Nel 2006, con il Napoli, affronta uno dei tornei cadetti più difficili ed equilibrati di sempre: oltre alla Juventus, ci sono compagini come il Genoa, il Bologna e il Brescia. La squadra di Reja riesce a mettersi sulla scia dei bianconeri, chiudendo la stagione al secondo posto, dietro i bianconeri e davanti al Genoa, ottenendo la promozione diretta.
Nel 2007/08, ritrovata la massima serie, chiude il torneo all'ottavo posto, guadagnandosi l'accesso all’Intertoto.

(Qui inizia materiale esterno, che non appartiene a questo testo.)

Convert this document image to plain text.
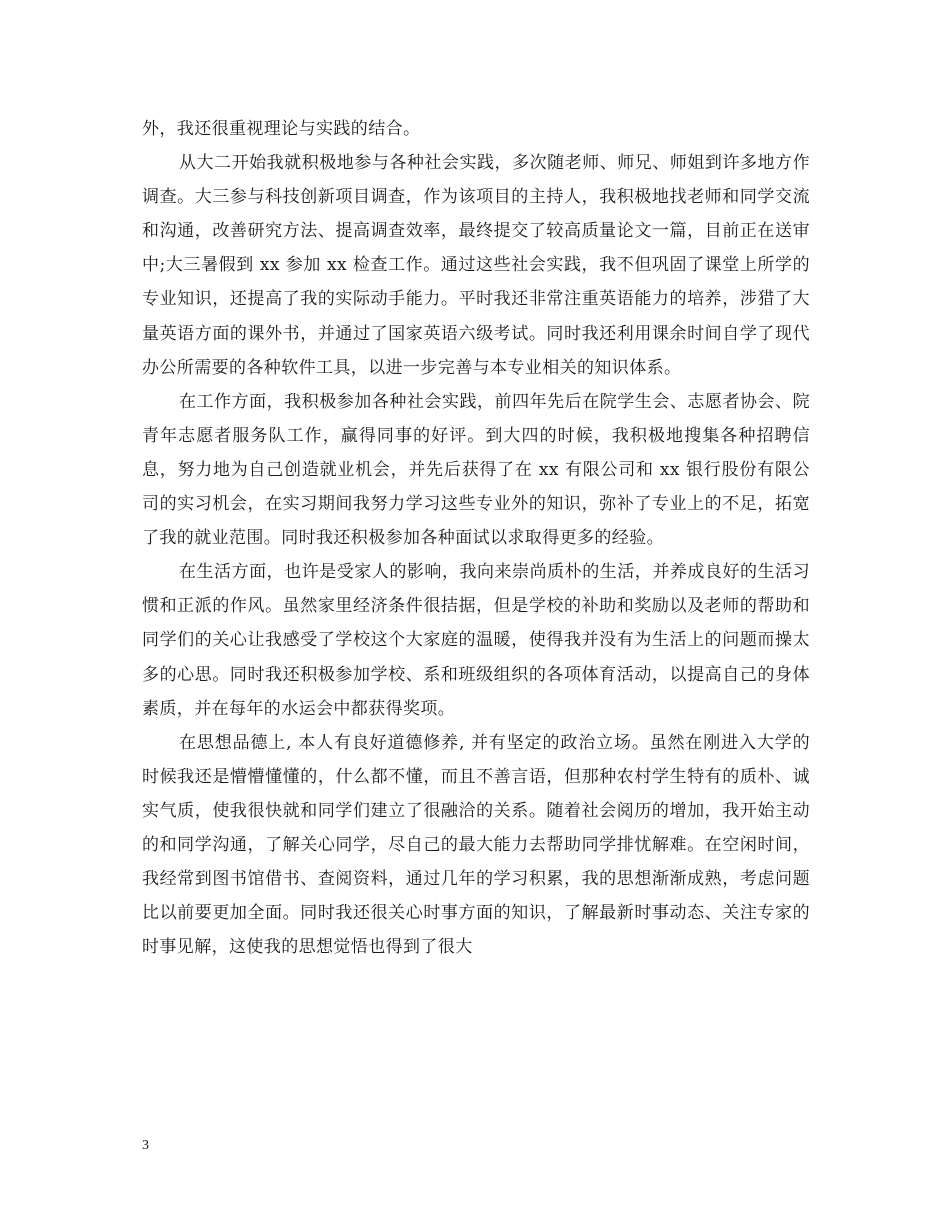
外，我还很重视理论与实践的结合。

从大二开始我就积极地参与各种社会实践，多次随老师、师兄、师姐到许多地方作调查。大三参与科技创新项目调查，作为该项目的主持人，我积极地找老师和同学交流和沟通，改善研究方法、提高调查效率，最终提交了较高质量论文一篇，目前正在送审中;大三暑假到 xx 参加 xx 检查工作。通过这些社会实践，我不但巩固了课堂上所学的专业知识，还提高了我的实际动手能力。平时我还非常注重英语能力的培养，涉猎了大量英语方面的课外书，并通过了国家英语六级考试。同时我还利用课余时间自学了现代办公所需要的各种软件工具，以进一步完善与本专业相关的知识体系。

在工作方面，我积极参加各种社会实践，前四年先后在院学生会、志愿者协会、院青年志愿者服务队工作，赢得同事的好评。到大四的时候，我积极地搜集各种招聘信息，努力地为自己创造就业机会，并先后获得了在 xx 有限公司和 xx 银行股份有限公司的实习机会，在实习期间我努力学习这些专业外的知识，弥补了专业上的不足，拓宽了我的就业范围。同时我还积极参加各种面试以求取得更多的经验。

在生活方面，也许是受家人的影响，我向来崇尚质朴的生活，并养成良好的生活习惯和正派的作风。虽然家里经济条件很拮据，但是学校的补助和奖励以及老师的帮助和同学们的关心让我感受了学校这个大家庭的温暖，使得我并没有为生活上的问题而操太多的心思。同时我还积极参加学校、系和班级组织的各项体育活动，以提高自己的身体素质，并在每年的水运会中都获得奖项。

在思想品德上, 本人有良好道德修养, 并有坚定的政治立场。虽然在刚进入大学的时候我还是懵懵懂懂的，什么都不懂，而且不善言语，但那种农村学生特有的质朴、诚实气质，使我很快就和同学们建立了很融洽的关系。随着社会阅历的增加，我开始主动的和同学沟通，了解关心同学，尽自己的最大能力去帮助同学排忧解难。在空闲时间，我经常到图书馆借书、查阅资料，通过几年的学习积累，我的思想渐渐成熟，考虑问题比以前要更加全面。同时我还很关心时事方面的知识，了解最新时事动态、关注专家的时事见解，这使我的思想觉悟也得到了很大

3
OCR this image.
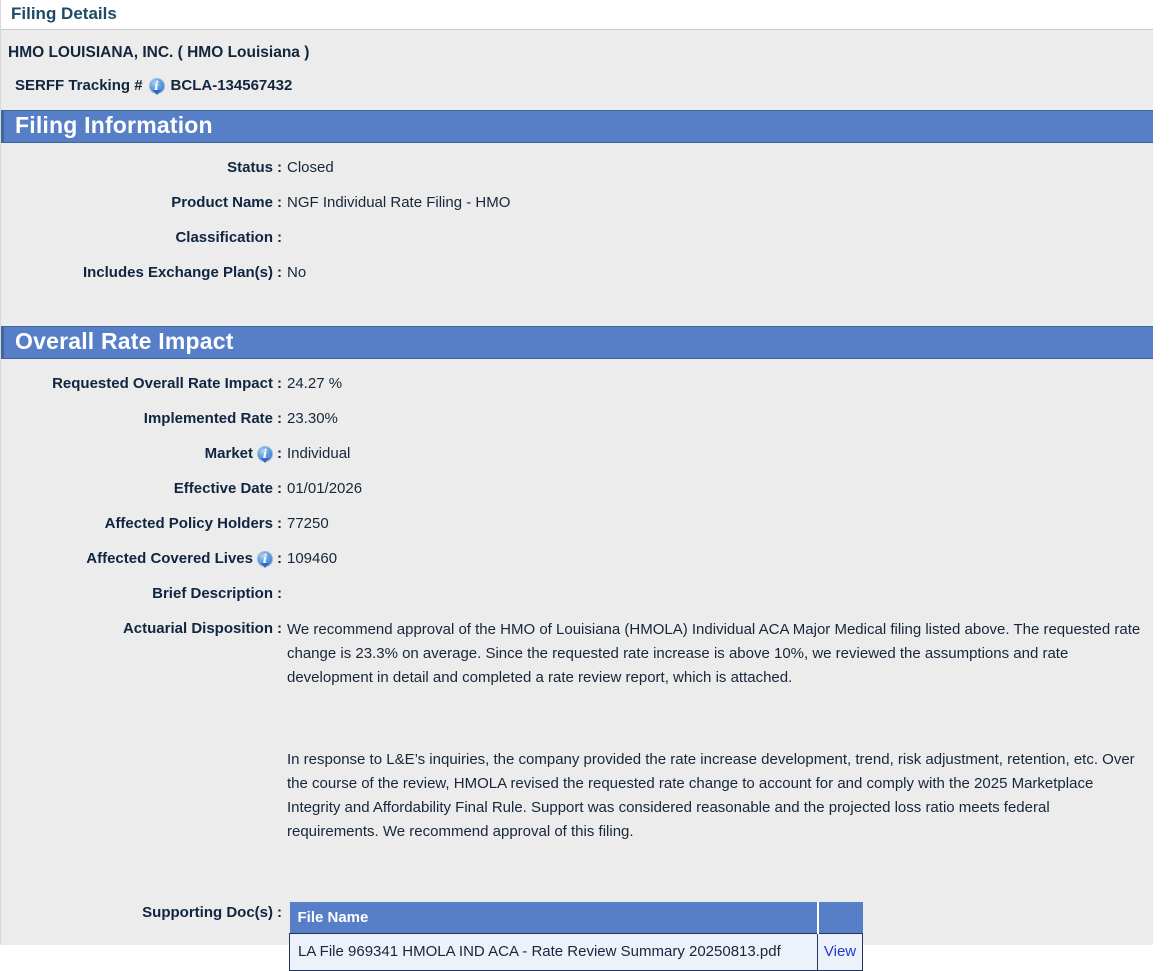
Filing Details
HMO LOUISIANA, INC. ( HMO Louisiana )
SERFF Tracking # i BCLA-134567432
Filing Information
Status : Closed
Product Name : NGF Individual Rate Filing - HMO
Classification :
Includes Exchange Plan(s) : No
Overall Rate Impact
Requested Overall Rate Impact : 24.27 %
Implemented Rate : 23.30%
Market i : Individual
Effective Date : 01/01/2026
Affected Policy Holders : 77250
Affected Covered Lives i : 109460
Brief Description :
Actuarial Disposition : We recommend approval of the HMO of Louisiana (HMOLA) Individual ACA Major Medical filing listed above. The requested rate change is 23.3% on average. Since the requested rate increase is above 10%, we reviewed the assumptions and rate development in detail and completed a rate review report, which is attached.

In response to L&E’s inquiries, the company provided the rate increase development, trend, risk adjustment, retention, etc. Over the course of the review, HMOLA revised the requested rate change to account for and comply with the 2025 Marketplace Integrity and Affordability Final Rule. Support was considered reasonable and the projected loss ratio meets federal requirements. We recommend approval of this filing.

Supporting Doc(s) : File Name	
LA File 969341 HMOLA IND ACA - Rate Review Summary 20250813.pdf	View
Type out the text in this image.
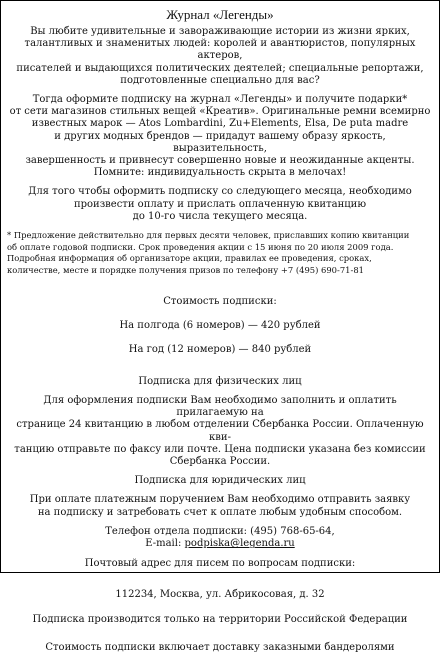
Журнал «Легенды»
Вы любите удивительные и завораживающие истории из жизни ярких,
талантливых и знаменитых людей: королей и авантюристов, популярных актеров,
писателей и выдающихся политических деятелей; специальные репортажи,
подготовленные специально для вас?
Тогда оформите подписку на журнал «Легенды» и получите подарки*
от сети магазинов стильных вещей «Креатив». Оригинальные ремни всемирно
известных марок — Atos Lombardini, Zu+Elements, Elsa, De puta madre
и других модных брендов — придадут вашему образу яркость, выразительность,
завершенность и привнесут совершенно новые и неожиданные акценты.
Помните: индивидуальность скрыта в мелочах!
Для того чтобы оформить подписку со следующего месяца, необходимо
произвести оплату и прислать оплаченную квитанцию
до 10-го числа текущего месяца.
* Предложение действительно для первых десяти человек, приславших копию квитанции
об оплате годовой подписки. Срок проведения акции с 15 июня по 20 июля 2009 года.
Подробная информация об организаторе акции, правилах ее проведения, сроках,
количестве, месте и порядке получения призов по телефону +7 (495) 690-71-81

Стоимость подписки:

На полгода (6 номеров) — 420 рублей

На год (12 номеров) — 840 рублей

Подписка для физических лиц
Для оформления подписки Вам необходимо заполнить и оплатить прилагаемую на
странице 24 квитанцию в любом отделении Сбербанка России. Оплаченную кви-
танцию отправьте по факсу или почте. Цена подписки указана без комиссии
Сбербанка России.
Подписка для юридических лиц
При оплате платежным поручением Вам необходимо отправить заявку
на подписку и затребовать счет к оплате любым удобным способом.
Телефон отдела подписки: (495) 768-65-64,
E-mail: podpiska@legenda.ru
Почтовый адрес для писем по вопросам подписки:

112234, Москва, ул. Абрикосовая, д. 32

Подписка производится только на территории Российской Федерации

Стоимость подписки включает доставку заказными бандеролями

Viene confermato alla guida del Napoli anche nella stagione 2008/09, quando esordisce in Coppa Uefa, prima dell’eliminazione per mano del Benfica. Ma Il 10 marzo 2009, dopo 9 partite in cui il Napoli raccoglie appena 2 punti, viene esonerato dopo 4 anni e 188 panchine tra campionato e coppe, sostituito da Roberto Donadoni (che non avrà miglior sorte).
Dopo un estate "di riflessione", il 18 agosto 2009 approda sulla panchina dell'Hajduk Spalato nel campionato croato. Il richiamo della Serie A, tuttavia, è forte, e il 10 febbraio 2010 a seguito dell' esonero di Davide Ballardini, cede alla corte di Lotito e diventa allenatore della Lazio.